Tout d'abord un court-métrage de Nanni Moretti sur la sortie du film
: Le Jour de la première de Close-up, suivi d'un excellent documentaire de Mamhoud Chokrollaahi et Moslem Mansouri
autour de l'oeuvre qui servira également de making of. Et enfin, un
épisode de la géniale série Cinéma de notre temps consacré à
Abbas Kiarostami. NT
|
Image : 4/5
Son : 3,5/5
Interactivité : 4,5/5
Collectionneuse (La)
(Opening)
|
|
|
La pellicule des années 70, souvent marquée par des
teintes mates et un grain prononcé, est ici
présente dans toute sa splendeur pour le meilleur ou le pire, selon le
goût de chacun. Car le master est correct, les couleurs sont renforcées et l'ensemble est presque
sans défaut. Seule la définition aurait pu être améliorée. Le film est
proposé dans un DD mono moins convaincant que l'image.
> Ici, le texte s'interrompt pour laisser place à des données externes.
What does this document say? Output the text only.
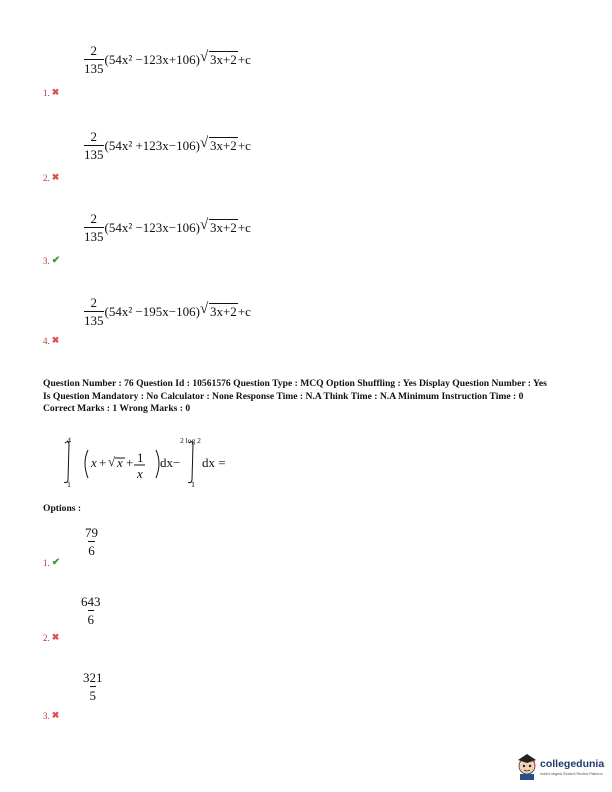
$\frac{2}{135} (54x^2 -123x+106)$ √ 3x+2 +c
1. ✖
$\frac{2}{135} (54x^2 +123x-106)$ √ 3x+2 +c
2. ✖
$\frac{2}{135} (54x^2 -123x-106)$ √ 3x+2 +c
3. ✔
$\frac{2}{135} (54x^2 -195x-106)$ √ 3x+2 +c
4. ✖
Question Number : 76 Question Id : 10561576 Question Type : MCQ Option Shuffling : Yes Display Question Number : Yes
Is Question Mandatory : No Calculator : None Response Time : N.A Think Time : N.A Minimum Instruction Time : 0
Correct Marks : 1 Wrong Marks : 0
4
1
x + √ x + 1
x
dx−
2 log 2
1
dx =
Options :
$\frac{79}{6}$
1. ✔
$\frac{643}{6}$
2. ✖
$\frac{321}{5}$
3. ✖
collegedunia
India's largest Student Review Platform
Les voix sont
plutôt claires mais parfois difficilement audibles et un léger souffle se
fait entendre régulièrement. Les compléments sont rares mais les
amateurs apprécieront le court-métrage peu vu de Rohmer Une
etudiante d'aujourd'hui réalisé en 1966 présenté dans une
qualité correcte. NT
|
Image : 4/5
Son : 3/5
Interactivité : 2,5/5
Comédie de Dieu (La)
(Blaq out)
|
|
|
Blaq Out nous offre une édition vraiment minimale mais plutôt réussie pour le nouveau film de Monteiro, La Comédie de Dieu. Techniquement, le master est propre et les teintes, assez sombres mais réalistes, sont très bien restituées. La définition générale est tout juste correcte. Le film est proposé dans un DD stéréo de bonne facture mais lui aussi réduit au strict minimum. La restitution des voix et des ambiances sonores est intéressante mais elle manque parfois d'amplitude même si l'ensemble n'a guère besoin de beaucoup d'effets particuliers. Aucun complément ne vient accompagner le film, pas même une petite bande-annonce. NT
|
Image : 4/5
Son : 3,5/5
Interactivité : 0/5
Cosby Show - Saison 7
(One plus One)
|
|
|
Série familiale phare
des années 1980, le Cosby Show voit dans son avant-dernière saison, l'arrivée de la
cousine Pam qui devra se plier aux règles du Dr Huxtable. Les enfants de ce
dernier continuent de grandir en tirant des leçons de la vie pour le meilleur
et pour le rire. Même si on ne retrouve pas la fraîcheur des premières saisons,
celle-ci se regarde avec une certaine nostalgie. Si l'image a été revue, on
note ça et là quelques irrégularités dans la définition tandis que les
contrastes sont stables mais ternes. Quant au son DD 2.0, aussi bien en VF qu'en VO, les dialogues sont clairs et
l'ensemble ne présente aucun souffle. Attention aux différences de niveau entre
le menu et les épisodes. Pour les bonus, il n'y a rien à voir ! FB
|
Image : 3,5/5
Son : 3,5/5
Interactivité : 0/5
Dance Movie (Paramount)
|
|
|
Pour la poignée de péquins qui en
aurait quelque chose à carrer, cette grosse purge de Dance Movie bénéficie
d'un portage DVD somme toute correct. Le niveau de définition générale est tout
à fait acceptable même si les arrière-plans trahissent la nature d'un support
DVD. La palette colorimétrique, riche en couleurs criardes, s'en sort pas mal.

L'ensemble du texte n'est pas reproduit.